Patavatsızlık, çoğu zaman maskelenmiş bir tür bencilliktir. İnsanlar, "doğruları söyledim" diyerek başkalarını kırar, sonra da kendi egolarını tatmin ederler. Asıl sorun burada, insanların gerçeği paylaşmak adına karşındaki kişiyi düşünmemeleridir. Oysa sözlerin gücü büyüktür, ve yanlış bir söz çok derin yaralar açabilir.
Kendini dobra sanan, ama aslında patavatsız olan kişiler çok yaygın bir figürdür. Bu insanlar, kendilerini “dürüst” olarak tanımlar, ama çoğu zaman “kırıcı” olduklarının farkında bile olmazlar. İçlerinden ne geçerse, doğrudan ve hesapsız bir şekilde dile getirirler. Ama burada unuttukları bir şey vardır: Dürüstlük, sadece doğruları söylemek değil, aynı zamanda doğruyu nasıl söyleyeceğini bilmektir.
Patavatsızlık, kendini dobra sanan kişilerin en büyük tuzağıdır. Kendi bakış açılarını, diğer insanların duygularından ve ihtiyaçlarından önce koyarlar. Bunu da “açık sözlü olmak” ya da “dürüst olmak” olarak savunurlar. Ama gerçek şu ki, bazen biraz sessiz kalmak, düşünmek ve başkalarının duygularını anlamaya çalışmak, daha değerli ve derin bir dürüstlüktür.
Dobra olmak, her zaman ne düşündüğünü, ne hissettiğini dile getirmek değil; doğruyu söylemekle birlikte karşısındaki kişiyi de düşünmektir. Bir kişi dobra olduğunda, gerçekleri duymak bazen acı olabilir, ama bu acı, sevgiden ve saygıdan kaynaklanır. Dobra olmak, karşıdaki kişinin duygularını hiçe saymadan, doğruyu nazikçe ifade edebilmektir.

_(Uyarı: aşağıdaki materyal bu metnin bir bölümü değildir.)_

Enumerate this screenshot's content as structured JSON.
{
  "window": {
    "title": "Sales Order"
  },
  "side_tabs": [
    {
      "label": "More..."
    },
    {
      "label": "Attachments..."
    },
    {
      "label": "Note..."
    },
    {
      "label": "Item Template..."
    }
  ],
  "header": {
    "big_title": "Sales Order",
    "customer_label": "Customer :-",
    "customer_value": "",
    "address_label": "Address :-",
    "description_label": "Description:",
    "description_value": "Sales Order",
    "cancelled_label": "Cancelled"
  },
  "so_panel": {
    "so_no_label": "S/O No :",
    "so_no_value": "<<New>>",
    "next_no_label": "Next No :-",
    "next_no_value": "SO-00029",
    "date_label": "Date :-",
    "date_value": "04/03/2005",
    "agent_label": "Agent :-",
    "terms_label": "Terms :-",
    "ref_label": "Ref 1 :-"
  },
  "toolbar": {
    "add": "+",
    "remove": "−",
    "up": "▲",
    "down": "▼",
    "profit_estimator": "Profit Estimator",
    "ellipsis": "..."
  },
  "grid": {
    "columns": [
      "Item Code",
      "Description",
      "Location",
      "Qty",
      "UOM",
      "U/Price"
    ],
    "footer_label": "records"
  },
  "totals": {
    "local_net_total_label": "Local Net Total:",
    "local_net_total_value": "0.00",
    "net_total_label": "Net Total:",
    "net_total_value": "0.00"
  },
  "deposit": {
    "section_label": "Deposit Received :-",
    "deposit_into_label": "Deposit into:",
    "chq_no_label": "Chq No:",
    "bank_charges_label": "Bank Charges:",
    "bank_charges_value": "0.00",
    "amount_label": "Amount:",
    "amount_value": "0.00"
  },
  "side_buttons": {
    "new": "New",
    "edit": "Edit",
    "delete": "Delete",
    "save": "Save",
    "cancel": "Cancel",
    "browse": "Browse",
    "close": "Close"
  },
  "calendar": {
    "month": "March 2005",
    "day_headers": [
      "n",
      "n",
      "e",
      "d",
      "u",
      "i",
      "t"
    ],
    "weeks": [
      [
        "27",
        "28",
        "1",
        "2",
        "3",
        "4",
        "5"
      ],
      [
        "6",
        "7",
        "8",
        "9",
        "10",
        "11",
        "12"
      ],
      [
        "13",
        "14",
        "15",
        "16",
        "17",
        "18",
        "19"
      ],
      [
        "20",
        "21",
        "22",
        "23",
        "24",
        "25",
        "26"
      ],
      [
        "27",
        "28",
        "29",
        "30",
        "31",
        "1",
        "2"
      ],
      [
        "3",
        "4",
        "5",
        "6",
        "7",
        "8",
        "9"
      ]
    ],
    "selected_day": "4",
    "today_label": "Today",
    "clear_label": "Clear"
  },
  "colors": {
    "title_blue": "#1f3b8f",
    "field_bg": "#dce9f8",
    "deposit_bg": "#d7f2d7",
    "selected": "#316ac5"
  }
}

Dobra olmak ile patavatsızlık arasındaki fark, büyük ölçüde empati ile ilgilidir. Dobra insanlar, başkalarının duygularını önemseyerek doğruyu söylerler. Empati, sadece doğruyu söylemek değil, aynı zamanda söyleyişi nazik ve anlayışlı bir hale getirmektir. Patavatsız insanlar ise duyguları görmezden gelir ve sadece gerçeği sert bir şekilde ortaya koyar.
Bu ince çizgide yürürken, empati, insan ilişkilerinin en önemli taşıyıcısıdır. Gerçekten dobra olmak, başkalarının kalplerine dokunmayı bilmektir. Patavatsız olmak ise, sadece ağzından çıkan kelimelere odaklanıp, duygusal zararı göz ardı etmektir.
Ne söylediğimiz kadar nasıl söylediğimiz de önemlidir. Kelimeler yalnızca bilgi taşımaz, aynı zamanda duygulara da dokunur. Bu yüzden konuşurken düşünmek, karşımızdakini hesaba katmak bir erdemdir. Patavatsızlık, doğallığın değil, düşüncesizlikten ortaya çıkan bir davranıştır.
İnsanları değiştirmek ya da onları eğitmek için değil, sadece haklı olmak için söylediğimiz sözler, ilişkilerimizi zedeler. Gerçek anlamda dürüstlük, sadece doğruyu söylemek değil, doğruyu doğru zamanda, doğru şekilde ve karşımızdaki kişiyi göz önünde bulundurarak söylemektir. Söylediklerimize, nasıl söylediğimize , neden söylediğimize dikkat!!!